On Saturday’s Today programme Sajid Javid — a former Chancellor who will not have forgotten everything from the Treasury — all but confirmed the review was really about defending the spending growth, arguing he wanted to ensure “every penny” of new money was well spent. Perhaps he was displeased to hear people had been arguing (entirely accurately) that the money for health and care may not be enough to show much by way of firm results

In the familiar truism, Mr Javid said some NHS leadership is excellent but there is variation. He wants to spread the good elsewhere, to bring improvements in outcomes and efficiency to all. Funnily enough, HSJ editor Alastair McLellan wrote just a week ago about how the leadership recruitment for integrated care systems risks compounding the “inverse leadership law” where patches with the worst problems don’t get the best bosses. One job of ICS is improvement of exactly those outcomes and care - with more than an eye on balancing the books, too, I expect.

Yet sadly, with most ICS chairs now hired and chief executive recruitment well under way, the review’s findings might come too late to take this big opportunity. If he wants to make an impact quickly, Mr Javid might want to step forward and help persuade the best people to get in and run difficult ICSs.

By announcing their leadership review as “the biggest in forty years”, the Conservatives are inviting comparison with the pivotal Griffiths report which, in the 1980s, did indeed augur a major overhaul of how the NHS was run.

The majority of informed observers will suspect that Sir Gordon’s effort, aside from offering a little political cover, will have no more impact than the countless leadership reviews which have taken place since then (ie: little). Some might even agree with what one NHS boss told the Guardian, that the review is about as welcome as “a vat of cold sick”.

One thing the announcement of the leadership review got right - though it’s been said plenty of times before - is that variation in care standards and outcomes between different areas are indeed alive and well out there.

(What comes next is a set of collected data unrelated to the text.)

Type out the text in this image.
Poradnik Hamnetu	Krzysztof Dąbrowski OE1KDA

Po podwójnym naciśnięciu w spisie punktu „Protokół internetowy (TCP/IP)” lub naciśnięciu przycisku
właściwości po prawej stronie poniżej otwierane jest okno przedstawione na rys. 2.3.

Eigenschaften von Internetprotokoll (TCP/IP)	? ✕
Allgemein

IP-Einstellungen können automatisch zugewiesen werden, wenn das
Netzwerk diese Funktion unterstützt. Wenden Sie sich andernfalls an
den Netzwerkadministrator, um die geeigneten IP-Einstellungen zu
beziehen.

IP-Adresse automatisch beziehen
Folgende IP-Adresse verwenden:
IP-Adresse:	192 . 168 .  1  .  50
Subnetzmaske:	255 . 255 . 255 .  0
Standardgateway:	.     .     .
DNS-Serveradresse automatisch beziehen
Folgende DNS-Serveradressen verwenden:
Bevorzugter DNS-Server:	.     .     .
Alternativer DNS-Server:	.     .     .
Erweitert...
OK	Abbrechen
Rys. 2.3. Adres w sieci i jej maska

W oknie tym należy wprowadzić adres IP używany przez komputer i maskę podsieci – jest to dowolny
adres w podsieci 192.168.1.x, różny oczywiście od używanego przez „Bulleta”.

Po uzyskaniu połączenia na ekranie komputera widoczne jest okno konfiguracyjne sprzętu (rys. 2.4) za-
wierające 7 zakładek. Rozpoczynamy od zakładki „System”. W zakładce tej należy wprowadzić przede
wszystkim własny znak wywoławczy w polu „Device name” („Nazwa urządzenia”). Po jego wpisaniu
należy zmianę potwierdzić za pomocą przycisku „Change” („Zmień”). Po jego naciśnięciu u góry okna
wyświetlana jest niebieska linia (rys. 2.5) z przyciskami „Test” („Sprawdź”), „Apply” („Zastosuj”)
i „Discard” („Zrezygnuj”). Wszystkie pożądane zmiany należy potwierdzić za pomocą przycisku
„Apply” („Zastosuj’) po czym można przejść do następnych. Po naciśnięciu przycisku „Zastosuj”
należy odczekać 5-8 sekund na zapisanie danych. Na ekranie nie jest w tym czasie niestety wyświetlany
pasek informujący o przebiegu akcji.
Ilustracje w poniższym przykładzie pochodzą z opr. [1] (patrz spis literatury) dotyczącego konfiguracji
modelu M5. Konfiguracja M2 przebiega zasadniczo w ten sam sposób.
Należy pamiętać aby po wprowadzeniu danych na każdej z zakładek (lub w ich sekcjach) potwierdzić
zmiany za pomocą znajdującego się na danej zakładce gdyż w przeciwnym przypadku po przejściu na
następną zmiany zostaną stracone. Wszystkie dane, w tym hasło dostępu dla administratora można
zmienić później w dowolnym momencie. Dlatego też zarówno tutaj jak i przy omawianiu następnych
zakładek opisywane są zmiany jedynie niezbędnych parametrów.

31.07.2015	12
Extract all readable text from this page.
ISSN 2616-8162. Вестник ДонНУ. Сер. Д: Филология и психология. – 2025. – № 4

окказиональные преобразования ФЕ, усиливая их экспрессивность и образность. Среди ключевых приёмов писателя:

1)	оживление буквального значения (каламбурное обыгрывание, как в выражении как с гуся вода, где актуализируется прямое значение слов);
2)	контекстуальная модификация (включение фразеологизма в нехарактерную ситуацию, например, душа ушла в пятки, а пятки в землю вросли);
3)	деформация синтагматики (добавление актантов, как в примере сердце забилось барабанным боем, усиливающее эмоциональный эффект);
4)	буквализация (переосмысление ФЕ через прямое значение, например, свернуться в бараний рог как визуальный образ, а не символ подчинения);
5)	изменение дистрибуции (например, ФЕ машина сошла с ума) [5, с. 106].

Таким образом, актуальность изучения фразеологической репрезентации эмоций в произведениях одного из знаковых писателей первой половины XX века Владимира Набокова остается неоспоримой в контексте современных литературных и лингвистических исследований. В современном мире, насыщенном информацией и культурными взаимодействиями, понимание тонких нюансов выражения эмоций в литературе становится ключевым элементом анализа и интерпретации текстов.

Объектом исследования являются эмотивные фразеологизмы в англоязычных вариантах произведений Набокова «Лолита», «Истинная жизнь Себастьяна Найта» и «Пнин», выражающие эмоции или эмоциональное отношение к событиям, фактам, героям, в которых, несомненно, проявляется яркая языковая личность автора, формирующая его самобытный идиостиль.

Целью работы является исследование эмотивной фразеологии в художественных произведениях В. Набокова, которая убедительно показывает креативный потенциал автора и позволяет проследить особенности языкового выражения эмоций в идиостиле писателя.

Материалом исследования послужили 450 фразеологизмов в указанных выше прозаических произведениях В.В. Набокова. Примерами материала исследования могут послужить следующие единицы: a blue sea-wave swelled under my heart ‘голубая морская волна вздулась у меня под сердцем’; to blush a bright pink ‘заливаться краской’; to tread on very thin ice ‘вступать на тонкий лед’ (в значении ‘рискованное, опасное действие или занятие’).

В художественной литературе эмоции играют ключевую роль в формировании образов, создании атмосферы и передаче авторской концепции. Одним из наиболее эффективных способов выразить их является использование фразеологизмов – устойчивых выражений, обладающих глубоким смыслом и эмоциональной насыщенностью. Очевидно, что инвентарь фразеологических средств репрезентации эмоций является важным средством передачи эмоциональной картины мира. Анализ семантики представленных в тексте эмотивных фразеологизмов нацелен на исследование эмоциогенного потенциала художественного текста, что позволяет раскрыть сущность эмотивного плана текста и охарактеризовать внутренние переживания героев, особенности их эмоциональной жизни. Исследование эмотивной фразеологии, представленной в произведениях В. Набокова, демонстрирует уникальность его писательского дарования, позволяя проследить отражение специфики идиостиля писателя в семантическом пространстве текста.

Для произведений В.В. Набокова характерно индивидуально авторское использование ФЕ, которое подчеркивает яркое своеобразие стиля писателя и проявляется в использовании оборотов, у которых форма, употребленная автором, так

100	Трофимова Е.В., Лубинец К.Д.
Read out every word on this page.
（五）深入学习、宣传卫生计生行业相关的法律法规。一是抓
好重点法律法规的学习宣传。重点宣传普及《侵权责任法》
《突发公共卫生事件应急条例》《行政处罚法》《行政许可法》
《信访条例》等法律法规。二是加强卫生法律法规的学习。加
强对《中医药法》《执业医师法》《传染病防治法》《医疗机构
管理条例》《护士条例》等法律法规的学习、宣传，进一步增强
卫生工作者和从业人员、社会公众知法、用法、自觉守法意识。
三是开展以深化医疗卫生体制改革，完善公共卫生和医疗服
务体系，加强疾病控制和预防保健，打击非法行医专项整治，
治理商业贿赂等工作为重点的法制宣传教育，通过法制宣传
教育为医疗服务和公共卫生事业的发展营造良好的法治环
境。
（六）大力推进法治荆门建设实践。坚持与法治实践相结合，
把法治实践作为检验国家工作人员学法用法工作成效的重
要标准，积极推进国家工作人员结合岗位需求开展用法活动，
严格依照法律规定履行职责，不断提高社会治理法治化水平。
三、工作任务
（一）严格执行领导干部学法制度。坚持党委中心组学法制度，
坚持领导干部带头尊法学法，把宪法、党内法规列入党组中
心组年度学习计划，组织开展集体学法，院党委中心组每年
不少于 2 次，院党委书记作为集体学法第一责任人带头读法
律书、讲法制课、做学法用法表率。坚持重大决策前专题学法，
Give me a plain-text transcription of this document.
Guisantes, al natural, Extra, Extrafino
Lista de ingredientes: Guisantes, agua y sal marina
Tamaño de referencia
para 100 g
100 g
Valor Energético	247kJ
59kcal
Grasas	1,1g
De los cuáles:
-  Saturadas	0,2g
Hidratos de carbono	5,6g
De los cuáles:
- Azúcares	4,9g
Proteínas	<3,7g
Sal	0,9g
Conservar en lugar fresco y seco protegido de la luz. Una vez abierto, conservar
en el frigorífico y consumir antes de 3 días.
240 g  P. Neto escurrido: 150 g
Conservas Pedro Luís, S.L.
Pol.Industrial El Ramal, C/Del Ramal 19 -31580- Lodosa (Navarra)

The latest evidence on that neatly highlighted by the Institute of Public Policy Research last week, whose report, with analysis from the consultancy Carnall Farrar, includes an “integration index” for each ICS. Covered in the Independent, the report’s observations include that the rate of maternal deaths is 16 times higher in the Sussex and East Surrey ICS than it is in Suffolk and North East Essex, and that people with severe or complicated mental health problems in Bath and North East Somerset, Swindon and Wiltshire ICS are three times more likely to have a care coordinator than those in Leicester, Leicestershire and Rutland.